Skip to main content

Quantitative Evaluation Overview

A method for numerically evaluating the performance of AI models through objective and measurable metrics. It provides consistent and reproducible evaluation results, enabling objective comparisons between models.

1. Harness Task

A system that measures the performance of AI models through standardized benchmark tests and allows for the comparison of various models' performance via a leaderboard.

Provided Datasets and Tasks
  • HRM8K: Evaluates mathematical problem-solving abilities.
  • KMMLU: Korean Multi-domain Multi-task Language Understanding.
  • KOBEST: Korean Benchmark Suite for Natural Language Understanding.
  • Provides selected subsets of other standard benchmark datasets.

2. Reference-based (NLP-based Evaluation)

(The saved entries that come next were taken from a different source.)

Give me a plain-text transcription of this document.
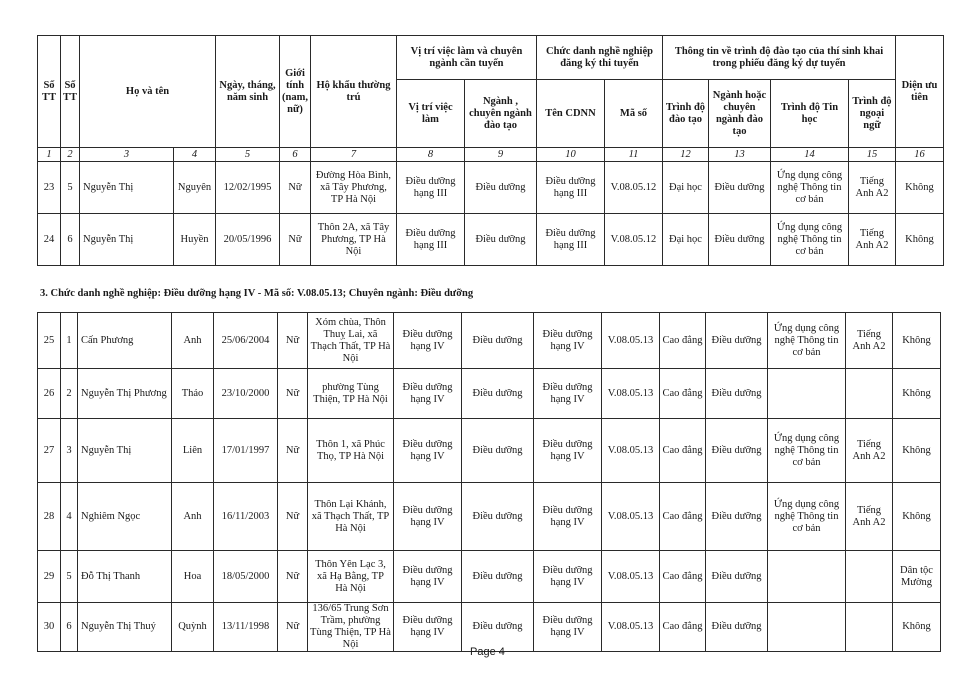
Số TT	Số TT	Họ và tên		Ngày, tháng, năm sinh	Giới tính (nam, nữ)	Hộ khẩu thường trú	Vị trí việc làm và chuyên ngành cần tuyển		Chức danh nghề nghiệp đăng ký thi tuyển		Thông tin về trình độ đào tạo của thí sinh khai trong phiếu đăng ký dự tuyển				Diện ưu tiên
							Vị trí việc làm	Ngành , chuyên ngành đào tạo	Tên CDNN	Mã số	Trình độ đào tạo	Ngành hoặc chuyên ngành đào tạo	Trình độ Tin học	Trình độ ngoại ngữ	
1	2	3	4	5	6	7	8	9	10	11	12	13	14	15	16
23	5	Nguyễn Thị	Nguyên	12/02/1995	Nữ	Đường Hòa Bình, xã Tây Phương, TP Hà Nội	Điều dưỡng hạng III	Điều dưỡng	Điều dưỡng hạng III	V.08.05.12	Đại học	Điều dưỡng	Ứng dụng công nghệ Thông tin cơ bản	Tiếng Anh A2	Không
24	6	Nguyễn Thị	Huyền	20/05/1996	Nữ	Thôn 2A, xã Tây Phương, TP Hà Nội	Điều dưỡng hạng III	Điều dưỡng	Điều dưỡng hạng III	V.08.05.12	Đại học	Điều dưỡng	Ứng dụng công nghệ Thông tin cơ bản	Tiếng Anh A2	Không
3. Chức danh nghề nghiệp: Điều dưỡng hạng IV - Mã số: V.08.05.13; Chuyên ngành: Điều dưỡng
25	1	Cấn Phương	Anh	25/06/2004	Nữ	Xóm chùa, Thôn Thuỵ Lai, xã Thạch Thất, TP Hà Nội	Điều dưỡng hạng IV	Điều dưỡng	Điều dưỡng hạng IV	V.08.05.13	Cao đẳng	Điều dưỡng	Ứng dụng công nghệ Thông tin cơ bản	Tiếng Anh A2	Không
26	2	Nguyễn Thị Phương	Thảo	23/10/2000	Nữ	phường Tùng Thiện, TP Hà Nội	Điều dưỡng hạng IV	Điều dưỡng	Điều dưỡng hạng IV	V.08.05.13	Cao đẳng	Điều dưỡng			Không
27	3	Nguyễn Thị	Liên	17/01/1997	Nữ	Thôn 1, xã Phúc Thọ, TP Hà Nội	Điều dưỡng hạng IV	Điều dưỡng	Điều dưỡng hạng IV	V.08.05.13	Cao đẳng	Điều dưỡng	Ứng dụng công nghệ Thông tin cơ bản	Tiếng Anh A2	Không
28	4	Nghiêm Ngọc	Anh	16/11/2003	Nữ	Thôn Lại Khánh, xã Thạch Thất, TP Hà Nội	Điều dưỡng hạng IV	Điều dưỡng	Điều dưỡng hạng IV	V.08.05.13	Cao đẳng	Điều dưỡng	Ứng dụng công nghệ Thông tin cơ bản	Tiếng Anh A2	Không
29	5	Đỗ Thị Thanh	Hoa	18/05/2000	Nữ	Thôn Yên Lạc 3, xã Hạ Bằng, TP Hà Nội	Điều dưỡng hạng IV	Điều dưỡng	Điều dưỡng hạng IV	V.08.05.13	Cao đẳng	Điều dưỡng			Dân tộc Mường
30	6	Nguyễn Thị Thuý	Quỳnh	13/11/1998	Nữ	136/65 Trung Sơn Trầm, phường Tùng Thiện, TP Hà Nội	Điều dưỡng hạng IV	Điều dưỡng	Điều dưỡng hạng IV	V.08.05.13	Cao đẳng	Điều dưỡng			Không
Page 4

This evaluation method assesses the quality of AI-generated text by comparing it to one or more reference (ground truth) texts.

Key Evaluation Metrics
  • BLEU: N-gram-based similarity measurement for evaluating translation quality.
  • ROUGE: Text overlap measurement for evaluating summarization quality.
  • METEOR: Machine translation evaluation that considers semantic similarity.
  • TER: Translation Edit Rate, measures the error rate of translations based on edit distance. *A score closer to 0 is better.
  • BERT: Semantic similarity measurement using BERT embeddings.